Llamados como hijos a la fe

Dios nos habla y se dirige a cada uno. Siempre nos llama por nuestro nombre para que le sigamos y aprendamos de Él. Es el compañero de camino ideal que, pase lo que pase permanece fiel porque su corazón es tan grande y tiene tanto amor que repartir, que nunca se cansa de tomar la iniciativa para que mejoremos nuestra relación. Quiere que seamos felices y que todo lo que hagamos y vivamos nos sintamos realizados y plenos.

Dios nos llama por nuestro nombre porque somos únicos e irrepetibles; somos su creación particular, nos ha regalado la vida, para que la cuidemos y podamos desarrollarnos en las mejores condiciones posibles, pero sin despistarnos, porque es muy fácil perder el sentido de lo que hacemos y que se nos tuerza la vida, poniendo todo nuestro mundo patas arriba y con una sensación de amargura preocupante. Nuestra vida no puede pasar sin más, convertirla en rutina es la muerte de nuestra alma y la pérdida del sentido de porqué estamos aquí; que siempre vivamos lo mismo y no nos aporte nada es desaprovechar la oportunidad tan maravillosa que el Señor ha puesto en nuestras manos para que seamos dichosos por tanto bien recibido. Hay veces que nos podemos bloquear, porque la situación nos supera, pero no nos exime de, pasado el momento, sobreponernos y seguir caminando con el apoyo de la fe que el Señor nos da, pues hemos de ser conscientes que por nuestra propia fragilidad nos vemos superados en muchas situaciones y necesitamos de ayuda.

Por eso, Dios nos llama a la fe, para sentirnos hijos que forman parte de una familia más grande que la nuestra de sangre, la de los hermanos en la fe. Hijos de Dios reforzando nuestra propia identidad cristiana y dando un nuevo sentido a la palabra familia, que se amplia y adquiere para nuestra vida un carácter más universal. Es el cambio de mentalidad al que nos llama Jesucristo cuando nos dice que nos tenemos que amar como hermanos (cf. Jn 15, 12-15). Esta vivencia, que comporta un nuevo estilo de vida, la tenemos que hacer nuestra cada uno, desde el encuentro personal con Cristo y el sentido de pertenencia a la Iglesia, donde todo lo que ocurre en ella te importa porque lo vives como tuyo. Viviendo en familia y amando a los tuyos es como abrimos el corazón, servimos y nos esforzamos por enriquecer y mejorar lo que sentimos como nuestro.

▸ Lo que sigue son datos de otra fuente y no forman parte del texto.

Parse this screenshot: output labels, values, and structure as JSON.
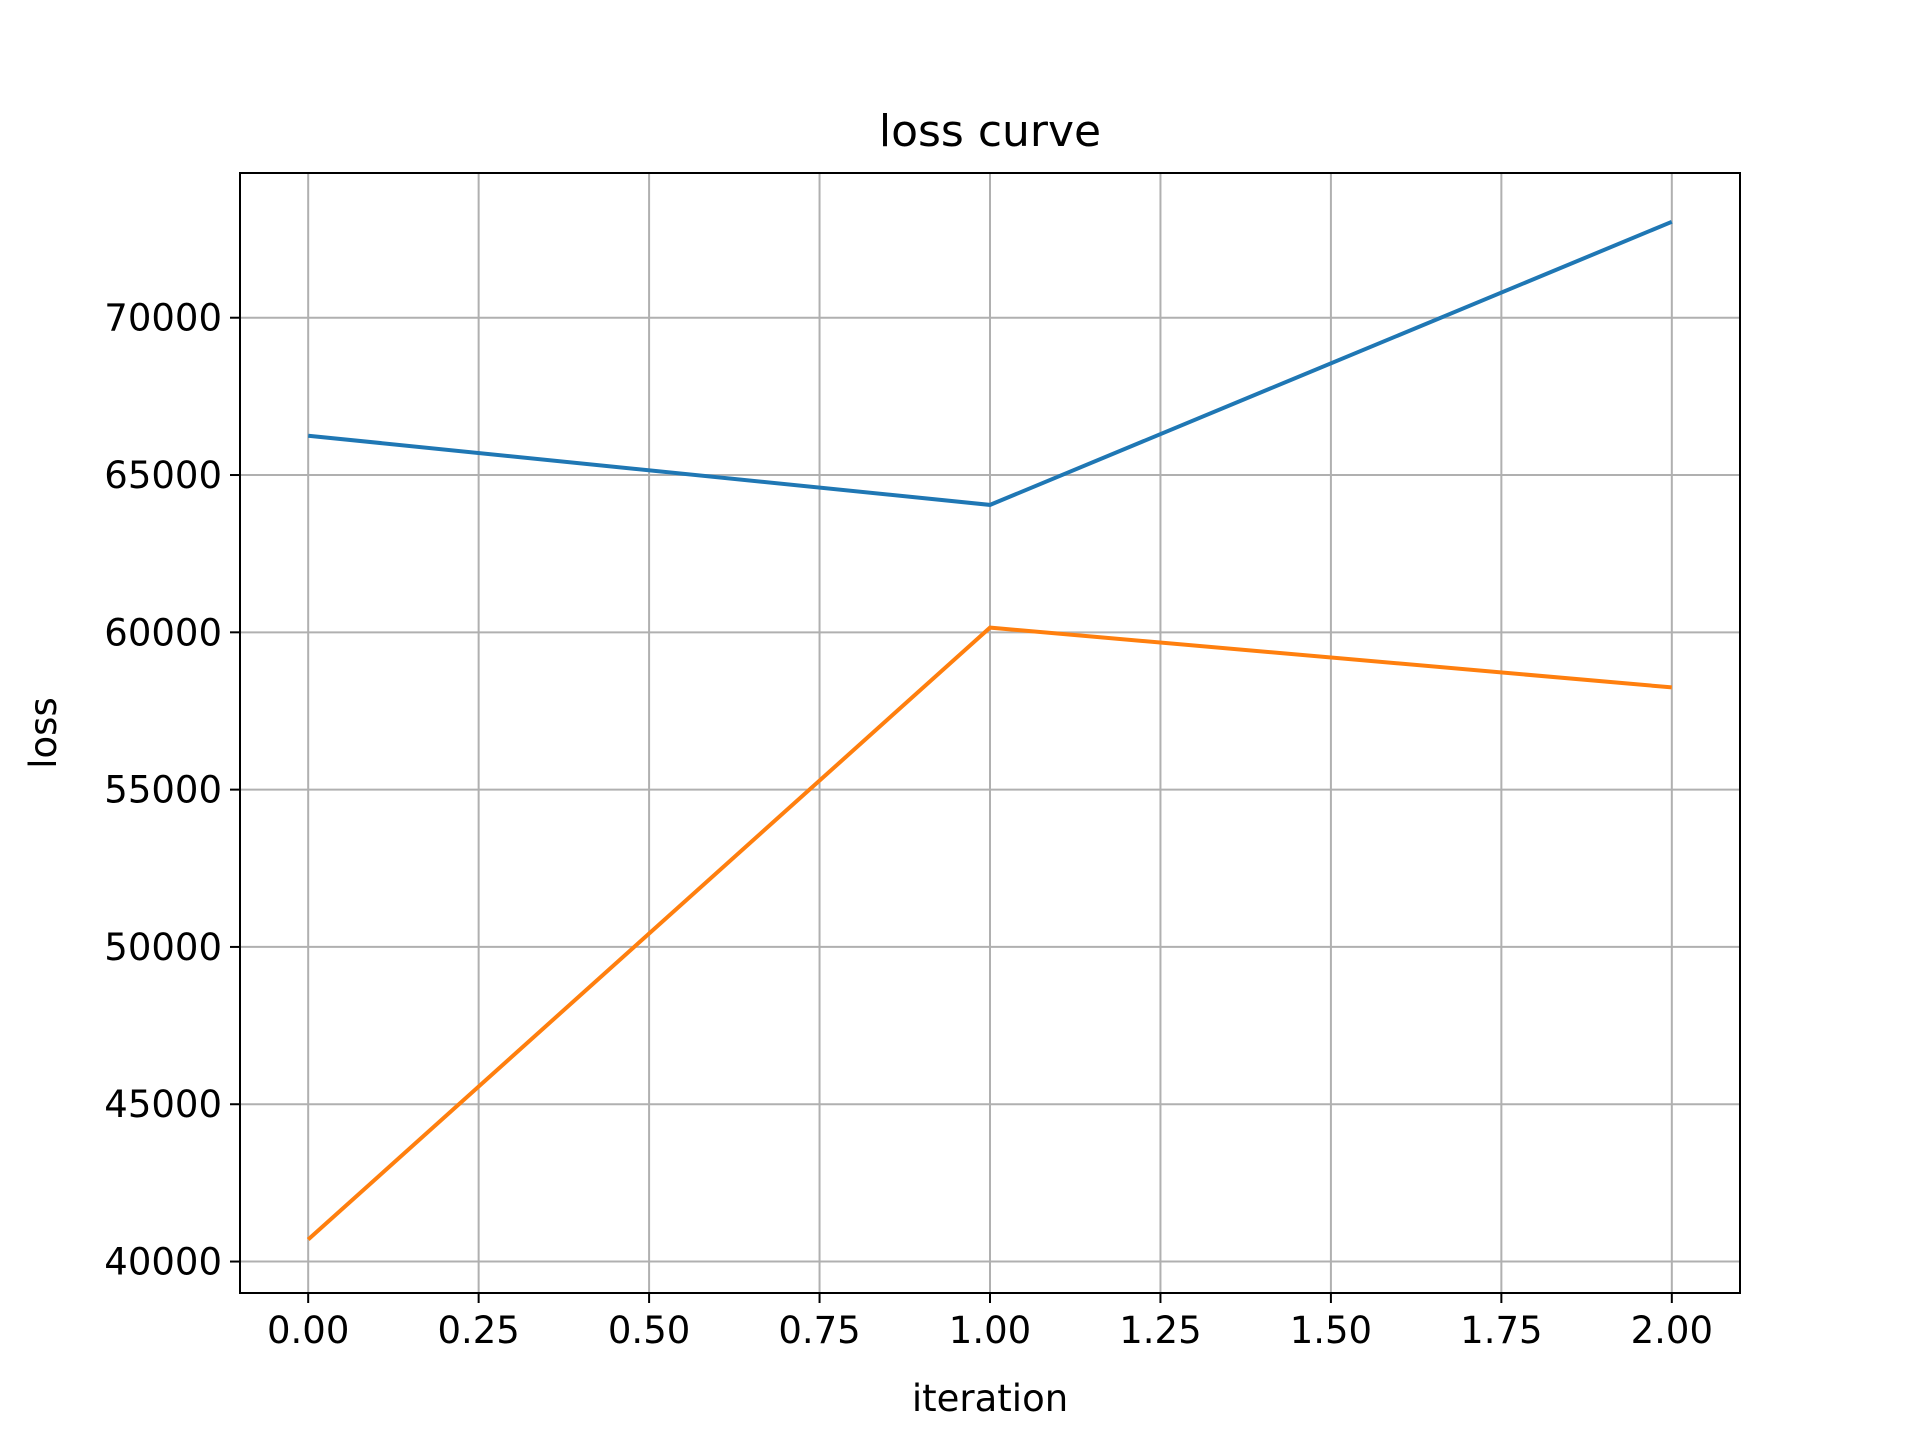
{
  "chart_data": {
    "type": "line",
    "title": "loss curve",
    "xlabel": "iteration",
    "ylabel": "loss",
    "x": [
      0,
      1,
      2
    ],
    "xlim": [
      -0.1,
      2.1
    ],
    "ylim": [
      39000,
      74600
    ],
    "xticks": [
      "0.00",
      "0.25",
      "0.50",
      "0.75",
      "1.00",
      "1.25",
      "1.50",
      "1.75",
      "2.00"
    ],
    "xtick_values": [
      0,
      0.25,
      0.5,
      0.75,
      1.0,
      1.25,
      1.5,
      1.75,
      2.0
    ],
    "yticks": [
      "40000",
      "45000",
      "50000",
      "55000",
      "60000",
      "65000",
      "70000"
    ],
    "ytick_values": [
      40000,
      45000,
      50000,
      55000,
      60000,
      65000,
      70000
    ],
    "grid": true,
    "series": [
      {
        "values": [
          66250,
          64050,
          73050
        ],
        "color": "#1f77b4"
      },
      {
        "values": [
          40700,
          60150,
          58250
        ],
        "color": "#ff7f0e"
      }
    ]
  }
}
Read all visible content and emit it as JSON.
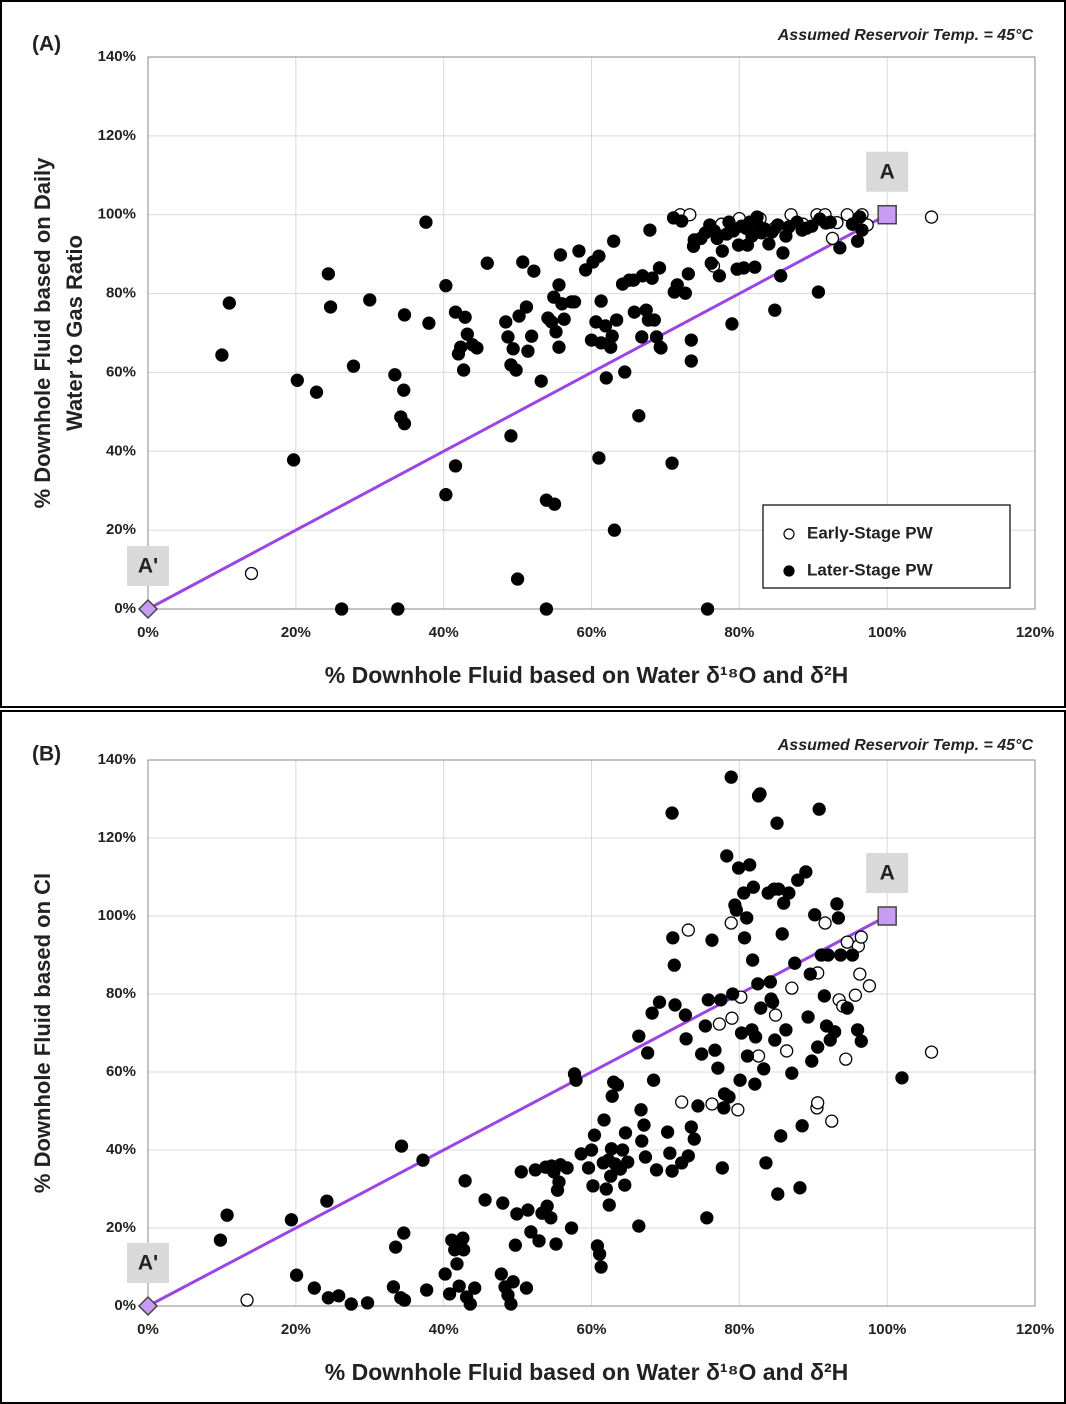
{
  "chart_data": [
    {
      "type": "scatter",
      "label": "(A)",
      "annotation": "Assumed Reservoir Temp. = 45°C",
      "xlabel": "% Downhole Fluid based on Water δ¹⁸O and δ²H",
      "ylabel": [
        "% Downhole Fluid based on Daily",
        "Water to Gas Ratio"
      ],
      "xlim": [
        0,
        120
      ],
      "ylim": [
        0,
        140
      ],
      "xticks": [
        {
          "value": 0,
          "label": "0%"
        },
        {
          "value": 20,
          "label": "20%"
        },
        {
          "value": 40,
          "label": "40%"
        },
        {
          "value": 60,
          "label": "60%"
        },
        {
          "value": 80,
          "label": "80%"
        },
        {
          "value": 100,
          "label": "100%"
        },
        {
          "value": 120,
          "label": "120%"
        }
      ],
      "yticks": [
        {
          "value": 0,
          "label": "0%"
        },
        {
          "value": 20,
          "label": "20%"
        },
        {
          "value": 40,
          "label": "40%"
        },
        {
          "value": 60,
          "label": "60%"
        },
        {
          "value": 80,
          "label": "80%"
        },
        {
          "value": 100,
          "label": "100%"
        },
        {
          "value": 120,
          "label": "120%"
        },
        {
          "value": 140,
          "label": "140%"
        }
      ],
      "grid": true,
      "legend": "lower right",
      "reference_line": {
        "x": [
          0,
          100
        ],
        "y": [
          0,
          100
        ],
        "color": "#9b45e4",
        "labels": [
          "A'",
          "A"
        ]
      },
      "series": [
        {
          "name": "Early-Stage PW",
          "color": "#000000",
          "marker": "open",
          "x": [
            14,
            72,
            73.3,
            76.5,
            77.6,
            80,
            82.8,
            87,
            90.5,
            91.6,
            92.6,
            93.2,
            94.6,
            96.6,
            96,
            97.3,
            106,
            84.8,
            88.6
          ],
          "values": [
            9,
            100,
            100,
            87,
            97.6,
            99,
            99,
            100,
            100,
            100,
            94,
            98,
            100,
            100,
            98,
            97.4,
            99.4,
            96.6,
            97.6
          ]
        },
        {
          "name": "Later-Stage PW",
          "color": "#000000",
          "marker": "filled",
          "x": [
            10,
            11,
            20.2,
            19.7,
            22.8,
            24.4,
            24.7,
            27.8,
            30,
            33.4,
            34.2,
            34.7,
            34.6,
            34.7,
            37.6,
            38,
            40.3,
            40.3,
            41.6,
            41.6,
            42,
            42.3,
            42.7,
            42.9,
            43.2,
            43.9,
            44.5,
            45.9,
            48.4,
            48.7,
            49.1,
            49.1,
            49.4,
            49.8,
            50,
            50.2,
            50.7,
            51.2,
            51.4,
            51.9,
            52.2,
            53.2,
            53.9,
            53.9,
            54.1,
            54.6,
            54.9,
            55,
            55.2,
            55.6,
            55.6,
            55.8,
            56,
            56.3,
            57.3,
            57.7,
            58.3,
            59.2,
            60,
            60.2,
            60.6,
            61,
            61,
            61.3,
            61.3,
            61.9,
            62,
            62.6,
            62.8,
            63,
            63.1,
            63.4,
            64.2,
            64.5,
            65.1,
            65.7,
            65.8,
            66.4,
            66.8,
            66.9,
            67.4,
            67.7,
            67.9,
            68.2,
            68.5,
            68.8,
            69.2,
            69.3,
            69.4,
            71.1,
            70.9,
            71.2,
            71.6,
            72.2,
            72.7,
            73.1,
            73.5,
            73.5,
            73.8,
            73.9,
            74.8,
            75.4,
            75.7,
            76,
            76.2,
            76.6,
            77,
            77.3,
            77.7,
            78.3,
            78.6,
            79,
            79.2,
            79.7,
            79.9,
            80.3,
            80.6,
            80.9,
            81.1,
            81.4,
            81.7,
            82.1,
            82.4,
            82.6,
            83,
            83.4,
            84,
            84.4,
            84.8,
            85.2,
            85.6,
            85.9,
            86.3,
            86.7,
            87.8,
            88.5,
            89.1,
            89.8,
            90.7,
            90.9,
            91.7,
            92.3,
            93.6,
            95.3,
            96,
            96.3,
            96.6,
            26.2,
            33.8
          ],
          "values": [
            64.4,
            77.6,
            58,
            37.8,
            55,
            85,
            76.6,
            61.6,
            78.4,
            59.4,
            48.7,
            47,
            55.5,
            74.6,
            98.1,
            72.5,
            82,
            29,
            36.3,
            75.3,
            64.7,
            66.4,
            60.6,
            74,
            69.7,
            67,
            66.2,
            87.7,
            72.8,
            69,
            43.9,
            61.9,
            66,
            60.6,
            7.6,
            74.3,
            88,
            76.6,
            65.4,
            69.2,
            85.7,
            57.8,
            27.6,
            0,
            73.8,
            72.8,
            79.1,
            26.6,
            70.3,
            82.2,
            66.4,
            89.8,
            77.4,
            73.5,
            77.9,
            77.9,
            90.8,
            86,
            68.2,
            88,
            72.8,
            38.3,
            89.5,
            78.1,
            67.5,
            71.8,
            58.6,
            66.4,
            69.2,
            93.3,
            20,
            73.3,
            82.4,
            60.1,
            83.4,
            83.4,
            75.3,
            49,
            69,
            84.5,
            75.8,
            73.3,
            96.1,
            83.9,
            73.3,
            69,
            86.5,
            66.4,
            66.2,
            99.2,
            37,
            80.4,
            82.2,
            98.4,
            80.1,
            85,
            68.2,
            62.9,
            92,
            93.6,
            94,
            95.4,
            0,
            97.4,
            87.7,
            95.9,
            94,
            84.5,
            90.8,
            95.1,
            98.1,
            72.3,
            95.9,
            86.2,
            92.3,
            97.1,
            86.5,
            96.6,
            92.3,
            98.1,
            94.6,
            86.7,
            99.4,
            97.1,
            95.4,
            96.4,
            92.6,
            95.6,
            75.8,
            97.4,
            84.5,
            90.3,
            94.6,
            96.9,
            98.1,
            96.1,
            96.6,
            97.1,
            80.4,
            98.9,
            97.9,
            98.1,
            91.6,
            97.6,
            93.3,
            99.4,
            96.1,
            0,
            0
          ]
        }
      ]
    },
    {
      "type": "scatter",
      "label": "(B)",
      "annotation": "Assumed Reservoir Temp. = 45°C",
      "xlabel": "% Downhole Fluid based on Water δ¹⁸O and δ²H",
      "ylabel": [
        "% Downhole Fluid based on Cl"
      ],
      "xlim": [
        0,
        120
      ],
      "ylim": [
        0,
        140
      ],
      "xticks": [
        {
          "value": 0,
          "label": "0%"
        },
        {
          "value": 20,
          "label": "20%"
        },
        {
          "value": 40,
          "label": "40%"
        },
        {
          "value": 60,
          "label": "60%"
        },
        {
          "value": 80,
          "label": "80%"
        },
        {
          "value": 100,
          "label": "100%"
        },
        {
          "value": 120,
          "label": "120%"
        }
      ],
      "yticks": [
        {
          "value": 0,
          "label": "0%"
        },
        {
          "value": 20,
          "label": "20%"
        },
        {
          "value": 40,
          "label": "40%"
        },
        {
          "value": 60,
          "label": "60%"
        },
        {
          "value": 80,
          "label": "80%"
        },
        {
          "value": 100,
          "label": "100%"
        },
        {
          "value": 120,
          "label": "120%"
        },
        {
          "value": 140,
          "label": "140%"
        }
      ],
      "grid": true,
      "reference_line": {
        "x": [
          0,
          100
        ],
        "y": [
          0,
          100
        ],
        "color": "#9b45e4",
        "labels": [
          "A'",
          "A"
        ]
      },
      "series": [
        {
          "name": "Early-Stage PW",
          "color": "#000000",
          "marker": "open",
          "x": [
            13.4,
            73.1,
            72.2,
            76.3,
            77.3,
            78.9,
            79,
            79.8,
            80.2,
            82.6,
            84.9,
            86.4,
            87.1,
            90.5,
            90.6,
            90.6,
            91.6,
            92.5,
            93.5,
            94,
            94.4,
            94.6,
            95.7,
            96.1,
            96.3,
            96.5,
            97.6,
            106
          ],
          "values": [
            1.5,
            96.4,
            52.3,
            51.8,
            72.3,
            98.2,
            73.8,
            50.3,
            79.2,
            64.1,
            74.6,
            65.4,
            81.5,
            50.8,
            52.1,
            85.4,
            98.2,
            47.4,
            78.5,
            76.9,
            63.3,
            93.3,
            79.7,
            92.3,
            85.1,
            94.6,
            82.1,
            65.1
          ]
        },
        {
          "name": "Later-Stage PW",
          "color": "#000000",
          "marker": "filled",
          "x": [
            9.8,
            10.7,
            19.4,
            20.1,
            22.5,
            24.2,
            24.4,
            25.8,
            27.5,
            29.7,
            33.2,
            33.5,
            34.2,
            34.3,
            34.6,
            34.7,
            37.2,
            37.7,
            40.2,
            40.8,
            41.1,
            41.5,
            41.8,
            42.1,
            42.3,
            42.6,
            42.7,
            42.9,
            43.1,
            43.6,
            44.2,
            45.6,
            47.8,
            48,
            48.3,
            48.7,
            49.1,
            49.4,
            49.7,
            49.9,
            50.5,
            51.2,
            51.4,
            51.8,
            52.4,
            52.9,
            53.3,
            53.8,
            54,
            54.5,
            54.6,
            54.9,
            55.2,
            55.4,
            55.6,
            55.8,
            56.7,
            57.3,
            57.7,
            57.9,
            58.6,
            59.6,
            60,
            60.2,
            60.4,
            60.8,
            61.1,
            61.3,
            61.6,
            61.7,
            62,
            62.3,
            62.4,
            62.6,
            62.7,
            62.8,
            63,
            63.2,
            63.5,
            63.9,
            64.2,
            64.5,
            64.6,
            64.9,
            66.4,
            66.4,
            66.7,
            66.8,
            67.1,
            67.3,
            67.6,
            68.2,
            68.4,
            68.8,
            69.2,
            70.3,
            70.6,
            70.9,
            70.9,
            71,
            71.2,
            71.3,
            72.2,
            72.7,
            72.8,
            73.1,
            73.5,
            73.9,
            74.4,
            74.9,
            75.4,
            75.6,
            75.8,
            76.3,
            76.7,
            77.1,
            77.5,
            77.7,
            77.9,
            78,
            78.3,
            78.6,
            78.9,
            79.1,
            79.4,
            79.6,
            79.9,
            80.1,
            80.3,
            80.6,
            80.7,
            81,
            81.1,
            81.4,
            81.7,
            81.8,
            81.9,
            82.1,
            82.2,
            82.5,
            82.6,
            82.8,
            82.9,
            83.3,
            83.6,
            83.9,
            84.2,
            84.3,
            84.5,
            84.7,
            84.8,
            85.1,
            85.2,
            85.3,
            85.6,
            85.8,
            86,
            86.3,
            86.7,
            87.1,
            87.5,
            87.9,
            88.2,
            88.5,
            89,
            89.3,
            89.6,
            89.8,
            90.2,
            90.6,
            90.8,
            91.1,
            91.5,
            91.8,
            92,
            92.3,
            92.9,
            93.2,
            93.4,
            93.7,
            94.6,
            95.3,
            96,
            96.5,
            102
          ],
          "values": [
            16.9,
            23.3,
            22.1,
            7.9,
            4.6,
            26.9,
            2.1,
            2.6,
            0.5,
            0.8,
            4.9,
            15.1,
            2.1,
            41,
            18.7,
            1.5,
            37.4,
            4.1,
            8.2,
            3.1,
            16.9,
            14.4,
            10.8,
            5.1,
            15.9,
            17.4,
            14.4,
            32.1,
            2.3,
            0.5,
            4.6,
            27.2,
            8.2,
            26.4,
            4.9,
            2.8,
            0.5,
            6.2,
            15.6,
            23.6,
            34.4,
            4.6,
            24.6,
            19,
            34.9,
            16.7,
            23.8,
            35.6,
            25.6,
            22.6,
            35.9,
            34.4,
            15.9,
            29.7,
            31.8,
            36.2,
            35.4,
            20,
            59.5,
            57.9,
            39,
            35.4,
            40,
            30.8,
            43.8,
            15.4,
            13.3,
            10,
            36.7,
            47.7,
            30,
            37.4,
            25.9,
            33.3,
            40.3,
            53.8,
            57.4,
            36.4,
            56.7,
            35.1,
            40,
            31,
            44.4,
            36.9,
            20.5,
            69.2,
            50.3,
            42.3,
            46.4,
            38.2,
            64.9,
            75.1,
            57.9,
            34.9,
            77.9,
            44.6,
            39.2,
            34.6,
            126.4,
            94.4,
            87.4,
            77.2,
            36.7,
            74.6,
            68.5,
            38.5,
            45.9,
            42.8,
            51.3,
            64.6,
            71.8,
            22.6,
            78.5,
            93.8,
            65.6,
            61,
            78.5,
            35.4,
            50.8,
            54.4,
            115.4,
            53.6,
            135.6,
            80,
            102.8,
            101.5,
            112.3,
            57.9,
            70,
            105.9,
            94.4,
            99.5,
            64.1,
            113.1,
            70.8,
            88.7,
            107.4,
            56.9,
            69,
            82.6,
            130.8,
            131.3,
            76.4,
            60.8,
            36.7,
            105.9,
            83.1,
            78.7,
            77.9,
            106.9,
            68.2,
            123.8,
            28.7,
            106.9,
            43.6,
            95.4,
            103.3,
            70.8,
            105.9,
            59.7,
            87.9,
            109.2,
            30.3,
            46.2,
            111.3,
            74.1,
            85.1,
            62.8,
            100.3,
            66.4,
            127.4,
            90,
            79.5,
            71.8,
            90,
            68.2,
            70.3,
            103.1,
            99.5,
            90,
            76.4,
            90,
            70.8,
            67.9,
            58.5
          ]
        }
      ]
    }
  ]
}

Hay que estar atentos para no confundir la llamada de Dios, porque a nuestro alrededor también se dan muchas llamas en medio de nuestra sociedad que quiere vivir sin Dios, donde la cultura del hedonismo se ha instalado fuertemente y donde, como decía el Papa Benedicto XVI, la dictadura del relativismo quiere hacernos ver que todo vale y que cada uno podemos hacer lo que consideremos, porque tenemos derecho a ello. Ante esto Jesús nos invita a caminar contracorriente: «Bienaventurados vosotros cuando os insulten y os persigan y os calumnien de cualquier modo por mi causa. Alegraos y regocijaos, porque vuestra recompensa será grande en el cielo, que de la misma manera persiguieron a los profetas anteriores a vosotros». (Mt 5, 11-12). Nuestra vida no corre peligro porque no la vamos a perder por ser creyentes, pero sí que en muchos ambientes nos pueden señalar porque no es lo común ser practicante y vivir la fe. Son muchos los ambientes en los que se niega a Dios y se habla mal de la Iglesia, y los que nos manifestamos creyentes tenemos que caminar con caminar contracorriente porque supone vivir de una forma distinta al resto, dejándonos influenciar por el Evangelio que nos va a llevar a ser signo de contradicción en nuestros entornos.

Dios nos llama a vivir nuestra vocación creyente de una manera auténtica, sin dejarnos influenciar por el estilo de vida del mundo y poniéndole en el centro de nuestra vida. Que nuestra respuesta sea generosa, para que así el testimonio que mostremos al mundo sea convincente por nuestra manera de vivir y de tratar a los que nos rodean, para que todo lo que hagamos sea desde el corazón y lleguemos a los otros.